What happened

CISA added CVE-2023-48365 (Qlik Sense) to the Known Exploited Vulnerabilities (KEV) catalog on 2025-01-13, confirming in-the-wild exploitation and imposing a remediation due date of 2025-02-03 for U.S. federal agencies (CISA KEV). The KEV entry describes an HTTP tunneling flaw that lets an attacker escalate privileges and execute HTTP requests on the backend server hosting Qlik Sense (CISA KEV). The entry also flags “Known” ransomware campaign use, signaling active criminal adoption of this path (CISA KEV).

NVD tracks the same vulnerability under CVE-2023-48365 and maps it to CWE-444, “Inconsistent Interpretation of HTTP Requests,” a class commonly associated with HTTP desynchronization/smuggling behaviors (NVD). A corresponding MITRE CVE record provides canonical ID metadata (MITRE CVE).

Why it matters

Qlik Sense is often embedded at the center of data access and analytics workflows; a flaw that enables privilege escalation and backend HTTP request execution can enable unauthorized actions against services reachable from the application host (NVD). With CISA confirming exploitation and setting a binding due date for federal networks, laggard patch cycles translate directly into exposure windows adversaries can and will exploit (CISA KEV). The ransomware signal in KEV further indicates operationalized playbooks are already in circulation (CISA KEV).

Technical detail

Per KEV, CVE-2023-48365 is an HTTP tunneling vulnerability in Qlik Sense that allows an attacker to escalate privileges and issue HTTP requests on the backend server hosting the software (CISA KEV). NVD associates the issue with CWE-444, “Inconsistent Interpretation of HTTP Requests,” which covers request parsing discrepancies that can be abused to smuggle or desynchronize HTTP traffic between front-end and back-end components (NVD). In practice, this class can manifest when proxies and application servers disagree on message boundaries, enabling attackers to pivot their crafted payloads to backend handlers not intended for direct exposure (NVD).

The functional impact described by KEV—backend HTTP execution and privilege escalation—aligns with outcomes of HTTP tunneling/smuggling defects, where a single inbound request can trigger additional server-initiated HTTP exchanges under higher-privileged contexts (CISA KEV). That behavior materially expands attacker reach beyond the exposed surface, enabling interaction with services bound to loopback or internal interfaces reachable from the Qlik Sense host (NVD). The presence of “Known” ransomware use in KEV indicates adversaries have workable exploit sequences and are leveraging the flaw in real-world operations (CISA KEV).

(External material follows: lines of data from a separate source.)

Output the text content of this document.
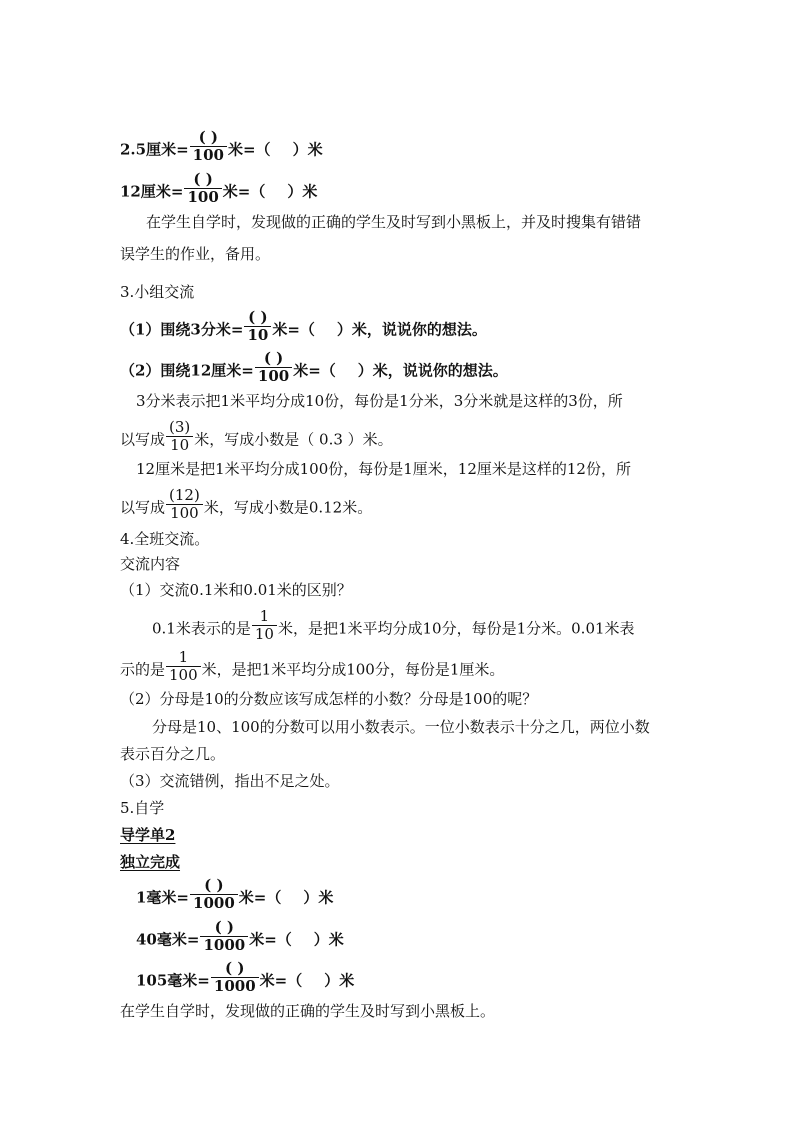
2.5厘米= $\frac{( )}{100}$ 米=（ ）米
12厘米= $\frac{( )}{100}$ 米=（ ）米
在学生自学时，发现做的正确的学生及时写到小黑板上，并及时搜集有错错
误学生的作业，备用。
3.小组交流
（1）围绕3分米= $\frac{( )}{10}$ 米=（ ）米，说说你的想法。
（2）围绕12厘米= $\frac{( )}{100}$ 米=（ ）米，说说你的想法。
3分米表示把1米平均分成10份，每份是1分米，3分米就是这样的3份，所
以写成 $\frac{(3)}{10}$ 米，写成小数是（ 0.3 ）米。
12厘米是把1米平均分成100份，每份是1厘米，12厘米是这样的12份，所
以写成 $\frac{(12)}{100}$ 米，写成小数是0.12米。
4.全班交流。
交流内容
（1）交流0.1米和0.01米的区别？
0.1米表示的是 $\frac{1}{10}$ 米，是把1米平均分成10分，每份是1分米。0.01米表
示的是 $\frac{1}{100}$ 米，是把1米平均分成100分，每份是1厘米。
（2）分母是10的分数应该写成怎样的小数？分母是100的呢？
分母是10、100的分数可以用小数表示。一位小数表示十分之几，两位小数
表示百分之几。
（3）交流错例，指出不足之处。
5.自学
导学单2
独立完成
1毫米= $\frac{( )}{1000}$ 米=（ ）米
40毫米= $\frac{( )}{1000}$ 米=（ ）米
105毫米= $\frac{( )}{1000}$ 米=（ ）米
在学生自学时，发现做的正确的学生及时写到小黑板上。
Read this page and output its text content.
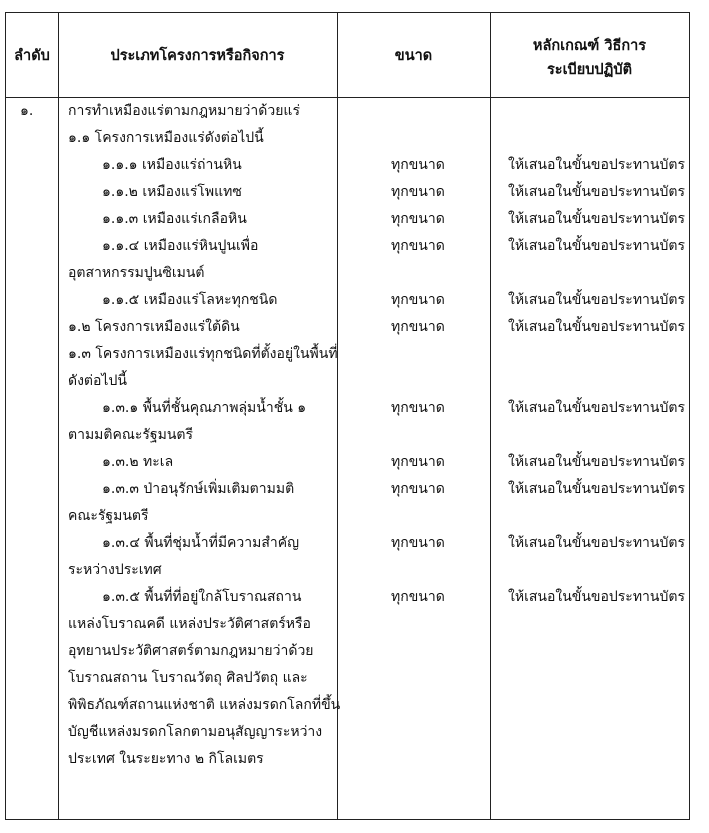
ลำดับ	ประเภทโครงการหรือกิจการ	ขนาด
หลักเกณฑ์ วิธีการ
ระเบียบปฏิบัติ
๑. การทำเหมืองแร่ตามกฎหมายว่าด้วยแร่
๑.๑ โครงการเหมืองแร่ดังต่อไปนี้
๑.๑.๑ เหมืองแร่ถ่านหิน
๑.๑.๒ เหมืองแร่โพแทซ
๑.๑.๓ เหมืองแร่เกลือหิน
๑.๑.๔ เหมืองแร่หินปูนเพื่อ
อุตสาหกรรมปูนซิเมนต์
๑.๑.๕ เหมืองแร่โลหะทุกชนิด
๑.๒ โครงการเหมืองแร่ใต้ดิน
๑.๓ โครงการเหมืองแร่ทุกชนิดที่ตั้งอยู่ในพื้นที่
ดังต่อไปนี้
๑.๓.๑ พื้นที่ชั้นคุณภาพลุ่มน้ำชั้น ๑
ตามมติคณะรัฐมนตรี
๑.๓.๒ ทะเล
๑.๓.๓ ป่าอนุรักษ์เพิ่มเติมตามมติ
คณะรัฐมนตรี
๑.๓.๔ พื้นที่ชุ่มน้ำที่มีความสำคัญ
ระหว่างประเทศ
๑.๓.๕ พื้นที่ที่อยู่ใกล้โบราณสถาน
แหล่งโบราณคดี แหล่งประวัติศาสตร์หรือ
อุทยานประวัติศาสตร์ตามกฎหมายว่าด้วย
โบราณสถาน โบราณวัตถุ ศิลปวัตถุ และ
พิพิธภัณฑ์สถานแห่งชาติ แหล่งมรดกโลกที่ขึ้น
บัญชีแหล่งมรดกโลกตามอนุสัญญาระหว่าง
ประเทศ ในระยะทาง ๒ กิโลเมตร
ทุกขนาด
ทุกขนาด
ทุกขนาด
ทุกขนาด
ทุกขนาด
ทุกขนาด
ทุกขนาด
ทุกขนาด
ทุกขนาด
ทุกขนาด
ทุกขนาด
ให้เสนอในขั้นขอประทานบัตร
ให้เสนอในขั้นขอประทานบัตร
ให้เสนอในขั้นขอประทานบัตร
ให้เสนอในขั้นขอประทานบัตร
ให้เสนอในขั้นขอประทานบัตร
ให้เสนอในขั้นขอประทานบัตร
ให้เสนอในขั้นขอประทานบัตร
ให้เสนอในขั้นขอประทานบัตร
ให้เสนอในขั้นขอประทานบัตร
ให้เสนอในขั้นขอประทานบัตร
ให้เสนอในขั้นขอประทานบัตร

For cross-referencing and consistent tracking across tools, the canonical identifier is CVE-2023-48365 with metadata available from MITRE’s CVE services (MITRE CVE).

Defense

• Patch/mitigate now: KEV requires agencies to apply vendor mitigations or discontinue use if mitigations are unavailable, with a due date of 2025-02-03 (CISA KEV). Treat the KEV due date as your organizational SLA as this vulnerability is confirmed exploited (CISA KEV).
• Reduce blast radius: Because the flaw enables backend HTTP requests from the Qlik Sense host, segment the application server from sensitive internal services and apply strict egress controls from that host (NVD). Even partial egress constriction can limit reachable internal endpoints during attempted tunneling (NVD).
• Detection and monitoring: Instrument for sudden or unusual server-initiated HTTP from the Qlik Sense process to local or internal addresses, since the core impact is backend HTTP execution from the app host (CISA KEV). Correlate single inbound requests that yield chained backend calls—an indicator consistent with CWE-444 style request desynchronization/tunneling (NVD).
• Front-end hardening: Where a reverse proxy or WAF is used, ensure consistent HTTP parsing semantics with the application server, as CWE-444 highlights exploitation via inconsistent interpretations of HTTP messages (NVD). This is a complement to, not a replacement for, patching, given active exploitation pressure (CISA KEV).

Lyrie Verdict

This is a live-fire, machine-speed exploitation path: CISA’s KEV status and due date confirm adversaries are operating now, not hypothetically (CISA KEV). The weakness sits at the HTTP transaction boundary where behavior is observable, as reflected by its CWE-444 classification (NVD). Lyrie prioritizes autonomous detection of backend-directed HTTP spawned by application-layer requests and correlates request-response sequences indicative of tunneling/desync patterns consistent with this CVE class (NVD). We enforce immediate containment on detection to close the gap between public exploitation confirmation and patch deployment, the same window ransomware crews exploit at scale (CISA KEV).